Munro himself argued that one should really do all the subsidiary tops as well as munro’s. Now while I’ve not religiously followed this principle (i.e. it depends on what you count as a top or not) I’ve generally tried to do the tops as well.
So all in all I’m I’m pretty confident I’ve done all the munro’s, “high Corbetts” and key subsidiary tops. Indeed just before I did my last munro I went to Skye to go back and do Sgurr a’Ghreadaidh….or as I prefer to call it “Scary Geordie“…..I call all the cullin hills “scaries” anyone wanting to know why, go give a few a try and you’ll find out pretty quickly, particularly if you start with Sgurr Mhic Chonnich (or “scary in my pants” as we’ve dubbed it). I’d been unsure whether I made the summit last time as it was cloudy and I’d done in my GPS on the way up (it and gravity had a bit of a dispute and gravity ended up winning!). Needless to say I was glad to get up there and confirm that I had in fact done it before…..although last time I had missed the slightly lower 2nd summit.
Favourite munro? I won’t want to say, but definitely the ones in the Torridon area would count. Just google pictures of Torridon in winter to find out why!
Hardest munro? For technical effort and “gibber factor” the Skye ones have to win this one hands down. However for physical effort I’d rate An Sgarsoch & Carn an Fhidhleir in Western Mounth (between Blair Atholl and Braemar) as the toughest. While they were just boring hills, the distance you have to go to be able to climb them is quite considerable, especially as I opted for the option of camping which meant walking in over another munro to get to a spot where I could camp, do them the next day and walk out again (back over the Carn A’Chlamain and out a further 15 km’s back out to Blair Atholl).
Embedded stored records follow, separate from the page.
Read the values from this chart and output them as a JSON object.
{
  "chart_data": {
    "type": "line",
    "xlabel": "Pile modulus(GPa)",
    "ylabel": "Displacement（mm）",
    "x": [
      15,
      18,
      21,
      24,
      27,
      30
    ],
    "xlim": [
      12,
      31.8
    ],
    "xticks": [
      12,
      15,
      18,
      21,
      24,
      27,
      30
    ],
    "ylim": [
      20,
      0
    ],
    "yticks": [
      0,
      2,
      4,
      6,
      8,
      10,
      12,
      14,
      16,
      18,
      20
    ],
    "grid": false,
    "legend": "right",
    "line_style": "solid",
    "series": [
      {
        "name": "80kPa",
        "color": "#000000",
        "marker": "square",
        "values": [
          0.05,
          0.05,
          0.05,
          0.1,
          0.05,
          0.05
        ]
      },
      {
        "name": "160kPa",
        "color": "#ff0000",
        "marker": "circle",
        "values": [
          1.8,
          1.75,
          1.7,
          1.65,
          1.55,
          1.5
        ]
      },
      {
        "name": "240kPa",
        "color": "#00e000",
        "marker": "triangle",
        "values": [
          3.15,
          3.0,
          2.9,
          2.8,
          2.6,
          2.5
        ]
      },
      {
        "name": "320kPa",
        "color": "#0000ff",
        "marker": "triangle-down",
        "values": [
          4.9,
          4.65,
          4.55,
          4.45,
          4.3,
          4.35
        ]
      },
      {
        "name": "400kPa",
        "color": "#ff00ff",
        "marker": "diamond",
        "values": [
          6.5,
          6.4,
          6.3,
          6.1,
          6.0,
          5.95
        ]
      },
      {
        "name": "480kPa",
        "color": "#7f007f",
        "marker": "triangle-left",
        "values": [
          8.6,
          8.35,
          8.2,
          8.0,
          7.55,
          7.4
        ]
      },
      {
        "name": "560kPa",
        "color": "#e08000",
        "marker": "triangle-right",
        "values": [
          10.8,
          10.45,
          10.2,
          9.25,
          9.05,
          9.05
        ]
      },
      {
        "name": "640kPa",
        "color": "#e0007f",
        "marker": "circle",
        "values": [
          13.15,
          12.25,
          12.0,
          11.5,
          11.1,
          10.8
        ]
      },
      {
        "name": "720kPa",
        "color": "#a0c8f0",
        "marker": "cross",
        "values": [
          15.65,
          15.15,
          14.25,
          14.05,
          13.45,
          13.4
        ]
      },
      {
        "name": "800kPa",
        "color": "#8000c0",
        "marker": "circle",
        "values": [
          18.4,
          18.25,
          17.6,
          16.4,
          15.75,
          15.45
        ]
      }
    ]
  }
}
Obviously this answers the “lest interesting” munro question. Some are indeed just boring rounded hills that aren’t really worth doing unless you’re purposely doing the munro’s. Although often it can be improved by doing them in difficult conditions (e.g. winter) or by approaching them from a different angle (that’s my excuse when I don’t read the map properly, start walking in the general direction of the summit and run into tough conditions underfoot!).
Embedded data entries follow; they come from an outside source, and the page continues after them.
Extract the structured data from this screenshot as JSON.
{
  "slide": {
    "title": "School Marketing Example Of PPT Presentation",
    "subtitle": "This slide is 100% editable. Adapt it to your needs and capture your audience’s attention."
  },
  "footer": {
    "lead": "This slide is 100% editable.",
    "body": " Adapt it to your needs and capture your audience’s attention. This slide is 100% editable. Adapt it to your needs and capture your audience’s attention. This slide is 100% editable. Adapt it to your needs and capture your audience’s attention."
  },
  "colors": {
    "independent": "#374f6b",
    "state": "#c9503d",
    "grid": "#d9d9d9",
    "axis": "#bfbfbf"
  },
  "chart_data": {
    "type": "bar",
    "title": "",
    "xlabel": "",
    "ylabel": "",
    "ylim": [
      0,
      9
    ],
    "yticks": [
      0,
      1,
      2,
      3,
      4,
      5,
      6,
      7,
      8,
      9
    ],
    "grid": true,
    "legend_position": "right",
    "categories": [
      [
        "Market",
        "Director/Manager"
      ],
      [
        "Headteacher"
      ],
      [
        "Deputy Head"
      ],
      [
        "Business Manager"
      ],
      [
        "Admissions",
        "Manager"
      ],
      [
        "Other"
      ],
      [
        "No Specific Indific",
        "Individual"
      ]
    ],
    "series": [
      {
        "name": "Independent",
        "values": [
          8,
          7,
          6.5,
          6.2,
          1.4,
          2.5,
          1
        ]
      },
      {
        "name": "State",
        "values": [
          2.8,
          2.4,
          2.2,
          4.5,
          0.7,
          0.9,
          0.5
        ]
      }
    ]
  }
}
So what next? Well I’d like to get around to doing all the munro’s under winter conditions, so I might do that. I probably won’t do absolutely all of them (as I mentioned some are really worth doing again), but as many as I can I’ll do. I’ll also have a go at the Corbetts. These are hills between 3,000 ft and 2,500 ft. Some would consider them “lesser” hills than the munros. I’m not one of those people, indeed I’ve been doing quite a few as I went along. some of the Corbetts are actually quite tough. As I mentioned some are only denied munro status via a technicality. Some are actually quite isolated, so the effort involved in getting to them is harder. And it should be remembered that its often technical difficulty (i.e. do you have to climb rather than simply walk to the top) that makes a mountain hard to climb and not height.
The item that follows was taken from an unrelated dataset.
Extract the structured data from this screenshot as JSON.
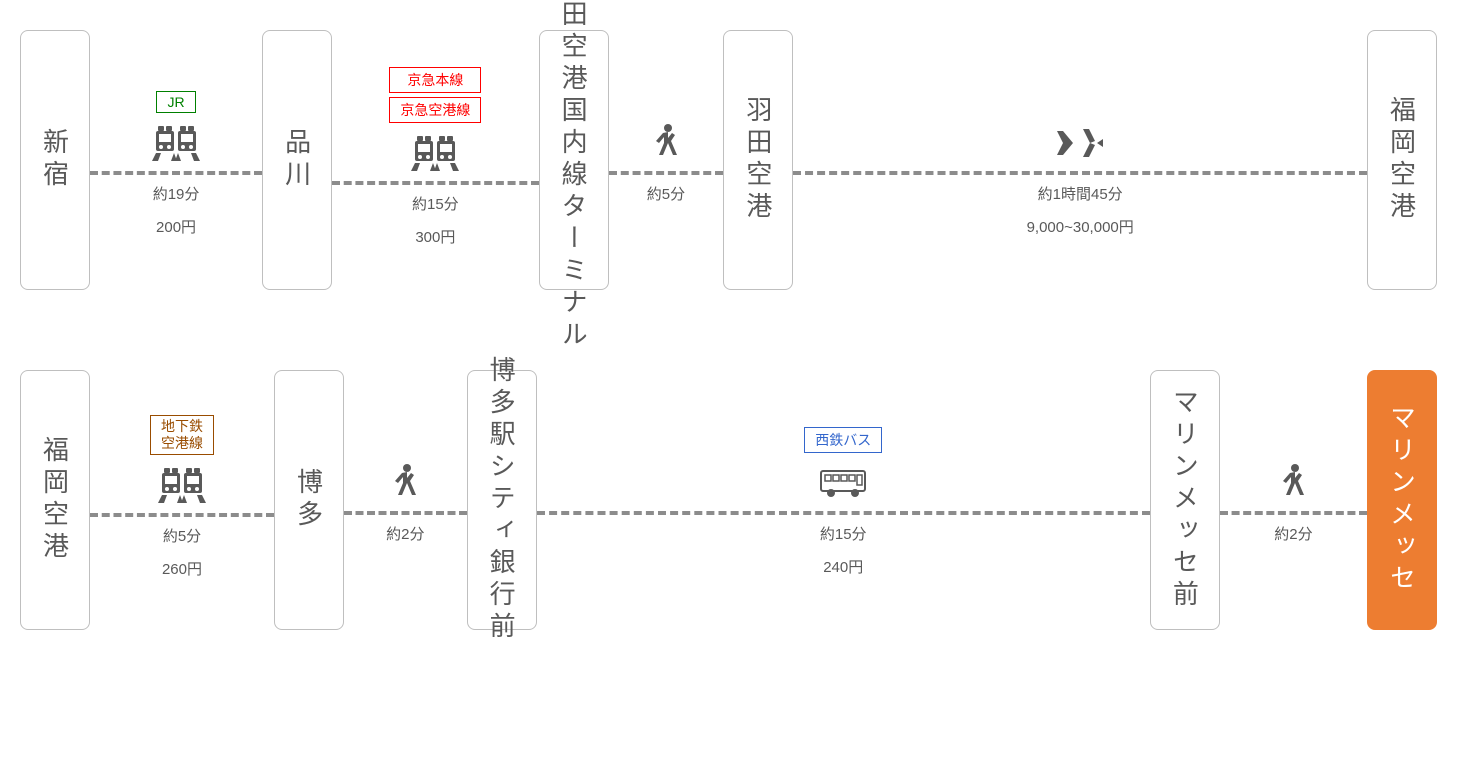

Casing point, I went out and did a Corbett, Beinn Dearg Mor back in April (thus in snow) and it involved an overnight stay in a Bothy, two river crossings (fortunately fairly low water levels) followed by a fairly tiring steep climb (with a bit of scrambling in places) up to what I assume was the summit (white out on top, will have to go back some time and make sure! :??:) then back over the rivers and out again.
Indeed while the number of munroists lists in the tens of thousands, there’s probably only a fraction that number who’ve done all the Corbetts as well. So its not as if I’ll be short of things to do!